C’est certainement son style libre, éclaté, vif qui me rejoint le plus. Avec son humour, qui me procure régulièrement un joyeux et libérateur fou rire (le seul hic étant quand ça m’arrive en pleine heure de pointe, dans le métro… passons!). Le choix des mots, en apparence si simple, les formulations de ses énoncés et de ses phrases sont rythmées et chaque fois tellement porteuses d’images. Les propos ou les thèmes sont souvent un peu lourds et même difficiles, mais la légèreté et le cynisme avec lesquels ils sont traités désamorcent chaque fois le tout, pour nous laisser l’essentiel, l’imagination et la folie derrière ceux-ci.
Un livre d’une profondeur nouvelle, m’a-t-il semblé, mais avec toute son énergie habituelle et sa façon d’expliquer et d’exprimer les choses qui lui est si propre (et si formidable). Moi, j’adore!
Amélie Nothomb, Éditions Albin Michel, France, 2004.

Roger et Roger BBQ

Aaaaaaah! Vive les Rogers! Des cousins bien agréables et non encore canonisés (ça c’est une «inside» et un clin d’oeil à Julie et François!).

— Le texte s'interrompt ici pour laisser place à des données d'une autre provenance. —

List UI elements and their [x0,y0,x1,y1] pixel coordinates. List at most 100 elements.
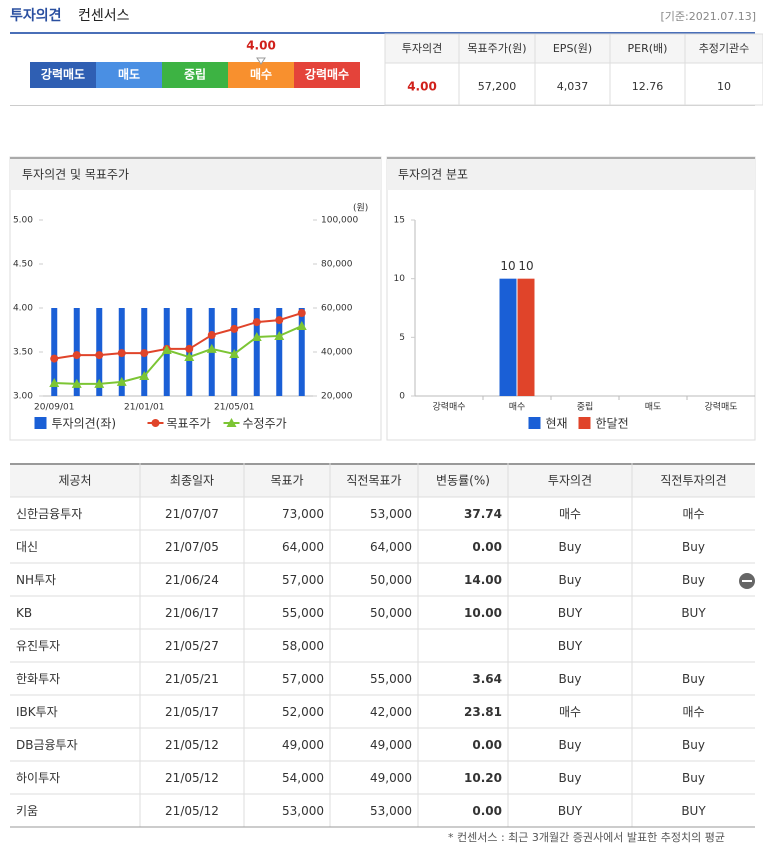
line-marker [95,351,104,360]
table-cell: 49,000 [282,738,324,752]
legend-label: 현재 [546,417,568,431]
table-cell: BUY [681,804,706,818]
scale-label: 매도 [118,67,140,82]
bar [517,278,535,396]
bar-value-label: 10 [500,259,515,273]
y-tick-label: 15 [394,216,405,226]
table-top-rule [10,463,755,465]
line-marker [71,378,82,388]
table-cell: 21/06/24 [165,573,219,587]
summary-header: PER(배) [628,42,668,55]
table-cell: 21/05/17 [165,705,219,719]
scale-label: 강력매도 [41,67,85,82]
y2-axis-label: (원) [353,203,368,214]
footnote: * 컨센서스 : 최근 3개월간 증권사에서 발표한 추정치의 평균 [448,831,725,844]
table-cell: 21/07/05 [165,540,219,554]
table-header: 직전목표가 [346,474,401,488]
scale-segment [96,62,162,88]
date: [기준:2021.07.13] [660,10,756,23]
bar [51,308,58,396]
table-cell: 10.20 [464,771,502,785]
legend-swatch [34,417,47,429]
x-tick-label: 21/05/01 [214,403,254,413]
x-tick-label: 강력매도 [704,401,737,413]
summary-header: 추정기관수 [699,42,750,55]
line-marker [184,352,195,362]
subtitle: 컨센서스 [78,8,130,24]
table-cell: 55,000 [370,672,412,686]
y2-tick-label: 20,000 [321,392,353,402]
x-tick-label: 20/09/01 [34,403,74,413]
table-cell: 대신 [16,540,38,554]
bar [276,308,283,396]
y2-tick-label: 80,000 [321,260,353,270]
table-cell: IBK투자 [16,705,58,719]
table-cell: BUY [558,639,583,653]
y-tick-label: 4.50 [13,260,33,270]
summary-value: 12.76 [632,80,664,93]
table-cell: 키움 [16,804,38,818]
table-cell: Buy [682,540,705,554]
chart-title: 투자의견 분포 [398,168,468,182]
line-marker [72,351,81,360]
y-tick-label: 4.00 [13,304,33,314]
y-tick-label: 5.00 [13,216,33,226]
line-marker [297,309,306,318]
collapse-icon-minus [742,580,752,582]
table-cell: Buy [559,738,582,752]
line-marker [50,354,59,363]
scale-label: 중립 [184,68,206,82]
legend-label: 투자의견(좌) [52,417,117,431]
table-cell: KB [16,606,32,620]
line-marker [275,316,284,325]
summary-value: 10 [717,80,731,93]
scale-segment [228,62,294,88]
table-cell: Buy [559,540,582,554]
legend-label: 목표주가 [167,417,211,431]
scale-value: 4.00 [246,39,276,53]
summary-header: EPS(원) [553,42,592,55]
table-cell: 21/05/12 [165,804,219,818]
line-marker [49,378,60,388]
table-cell: BUY [558,606,583,620]
table-cell: 49,000 [370,771,412,785]
summary-rule [10,105,755,106]
table-cell: 3.64 [472,672,502,686]
table-header: 투자의견 [548,474,592,488]
table-cell: 10.00 [464,606,502,620]
table-cell: 21/05/27 [165,639,219,653]
table-cell: 23.81 [464,705,502,719]
summary-value: 4,037 [557,80,589,93]
table-cell: Buy [682,738,705,752]
table-cell: 64,000 [370,540,412,554]
table-header-bg [10,463,755,497]
table-header: 제공처 [58,474,91,488]
table-cell: 신한금융투자 [16,507,82,521]
table-cell: Buy [682,672,705,686]
table-header: 직전투자의견 [660,474,726,488]
scale-label: 매수 [250,67,272,82]
legend-swatch [151,419,160,427]
table-cell: 21/05/21 [165,672,219,686]
y-tick-label: 3.50 [13,348,33,358]
summary-header: 투자의견 [402,42,442,55]
table-cell: BUY [558,804,583,818]
table-cell: 매수 [682,705,704,719]
summary-cell [684,62,763,106]
y2-tick-label: 40,000 [321,348,353,358]
line-marker [207,331,216,340]
line-marker [140,349,149,358]
summary-header-cell [534,33,611,64]
panel-rule [387,157,755,159]
table-cell: 57,000 [282,573,324,587]
table-cell: 0.00 [472,804,502,818]
top-rule [10,32,755,34]
table-cell: 64,000 [282,540,324,554]
line-marker [161,345,172,355]
table-cell: 21/07/07 [165,507,219,521]
y2-tick-label: 100,000 [321,216,358,226]
panel [386,156,756,441]
x-tick-label: 강력매수 [432,401,465,413]
x-tick-label: 21/01/01 [124,403,164,413]
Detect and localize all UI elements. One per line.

Le premier, c’est le petit bar rue Beaubien. Pas trop grand, pas trop petit, joli endroit, relativement clair avec son mur de fenêtres qui s’ouvrent complètement le beau temps venu. Avec banquettes arrondies et petites tables. L’ambiance est agréable, plutôt relaxe, pas trop guindée. Mais les jeudi et vendredi le sont moins, parce que cet endroit est devenu, depuis quelques années, beaucoup plus populaire (et un peu trop, à mon goût!). Moi, faire la file pour aller prendre un verre… non merci! Les débuts de semaine demeurent agréables.
Le personnel est gentil et la musique diversifiée. Et après avoir siroté quelques verres et que l’appétit nous tiraille… on n’a qu’à traverser les portes vitrées tout au fond pour se retrouver chez le cousin BBQ. Et déguster de belles grillades plutôt savoureuses. Simples, mais bonnes. Formule conviviale, où on se choisit une viande ou une volaille grillée, qu’on agrémente d’un plat de légumes (ou deux) à partager (ou non!). Même quelques desserts sont grillés, comme les ananas avec crème chocolat.
Le décor est vraiment très beau. Un mélange de brique (ou de pierres?) beiges, avec du verre et du métal. C’est simple et c’est malgré tout relativement chaleureux. Ou alors, c’est la chaleur des grillades qui nous rejoint?! Un mélange qui tire de l’art déco, du rétro et du contemporain. Et il faut réserver les week-ends.
C’est bon et raisonnable, côté prix. Bravo à la chef Mélanie qui a elle-même élaboré la formule et le menu. Je le sais, parce que c’est notre amie commune, Jani, qui me l’a dit!!!
Bar Chez Roger (2300) et Chez Roger BBQ (2316) rue Beaubien est.